Bank Dihajar Corona, Begini Kondisi Perbankan RI versi OJK

Jakarta, CNBC Indonesia - Otoritas Jasa Keuangan (OJK) menyebutkan kondisi perbankan dalam negeri saat ini dalam kondisi normal, kendati perekonomian diprediksi akan mengalami penurunan sebagai dampak dari pandemi Covid-19.
Ketua Dewan Komisioner OJK Wimboh Santoso mengatakan kondisi likuiditas perbankan saat ini berada dalam kondisi yang baik, terbantu dengan Bank Indonesia (BI) yang memutuskan untuk menurunkan giro wajib minimum (GWM) beberapa waktu lalu.
"Jadi bank masih aman, sekarang seperti kondisi sebelum Covid-19, masih sama kondisinya. Jumlah bank sama, likuiditas empel [cukup] karena BI menurunkan GWM jadi ada Rp 50 triliun lebih flushing [guyur] ke market jadi likuiditas terjaga," kata Wimboh dalam diskusi virtual dengan CNBC Indonesia, Kamis (16/4/2020).
Untuk risiko kredit bermasalah (non-performing loan/NPL), Wimboh mengatakan saat ini masih terjaga mengingat adanya relaksasi restrukturisasi yang dikeluarkan OJK beberapa waktu lalu.
"Mudah-mudahan karena sudah ada kebijakan restrukturisasi kan gak bertambah NPL, jadi ga ada masalah. Ini kita tetap watch out," kata dia.
Sebelumnya Wimboh mengatakan pihaknya terus memonitor perkembangan dari sektor perbankan dan lembaga keuangan di tengah pandemi yang berimbas pada terganggunya perekonomian nasional seiring dengan langkah Pembatasan Sosial Berskala Khusus (PSBB).
"Tentunya nanti bagaimana kami melihat detail, mulai dalam beberapa hari, kami melihat individu lembaga keuangan dan bank dan bagaimana likuiditasnya dalam 1, 2, 3 bulan akan sudah kelihatan [dampaknya]," kata Wimboh, saat melakukan video conference dengan Komisi XI DPR, Senin (6/4/2020).
"...[beberapa] sektor usaha memang sudah tidak mampu lagi bayar, suku bunga dan pokok [utang di bank]. Kalau nggak dapat [pembayaran utang], nggak dapat pendapatan akan profit [laba], and loss [akan rugi]. Kalau cepat persoalan ini nggak teratasi bisa jadi masalah." lanjutnya.
Wimboh mengatakan, pihaknya terus memonitor perkembangan yang ada, sehingga dengan sejumlah stimulus dan relaksasi bisa memberikan ketahanan yang panjang bagi sektor perbankan dan lembaga keuangan.

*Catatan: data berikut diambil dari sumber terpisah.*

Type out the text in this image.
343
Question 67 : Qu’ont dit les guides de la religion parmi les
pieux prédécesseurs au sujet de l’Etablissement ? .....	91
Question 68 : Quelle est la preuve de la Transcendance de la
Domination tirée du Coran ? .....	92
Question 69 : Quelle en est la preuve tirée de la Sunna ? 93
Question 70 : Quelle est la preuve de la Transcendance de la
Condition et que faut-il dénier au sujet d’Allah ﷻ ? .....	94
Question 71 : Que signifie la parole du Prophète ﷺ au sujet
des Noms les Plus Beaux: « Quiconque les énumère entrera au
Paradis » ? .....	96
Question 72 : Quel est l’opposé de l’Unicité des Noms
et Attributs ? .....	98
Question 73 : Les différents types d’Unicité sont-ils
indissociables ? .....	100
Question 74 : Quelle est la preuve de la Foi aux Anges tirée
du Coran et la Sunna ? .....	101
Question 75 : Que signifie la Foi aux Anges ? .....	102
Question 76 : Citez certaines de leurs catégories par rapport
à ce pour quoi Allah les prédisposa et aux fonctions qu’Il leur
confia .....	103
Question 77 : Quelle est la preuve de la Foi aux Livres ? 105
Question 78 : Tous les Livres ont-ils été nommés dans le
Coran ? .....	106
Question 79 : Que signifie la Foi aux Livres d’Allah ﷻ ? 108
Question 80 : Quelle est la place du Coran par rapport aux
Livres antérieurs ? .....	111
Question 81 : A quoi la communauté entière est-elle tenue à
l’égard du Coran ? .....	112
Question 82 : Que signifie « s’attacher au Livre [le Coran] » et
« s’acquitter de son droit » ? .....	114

Sebelumnya Bank Indonesia (BI) menegaskan perlambatan ekonomi akibat penyebaran virus corona tidak mempengaruhi kesehatan perbankan nasional. Sebab, kondisi perbankan saat ini sudah jauh lebih kuat ketimbang kala krisis multi-dimensi pada 1998.
"Saya katakan, Covid-19 tidak berdampak ke perbankan. Covid-19 adalah masalah kemanusiaan, kesehatan," tegas Perry Warjiyo, Gubernur BI, dalam briefing perkembangan ekonomi terkini, Selasa (31/3/2020).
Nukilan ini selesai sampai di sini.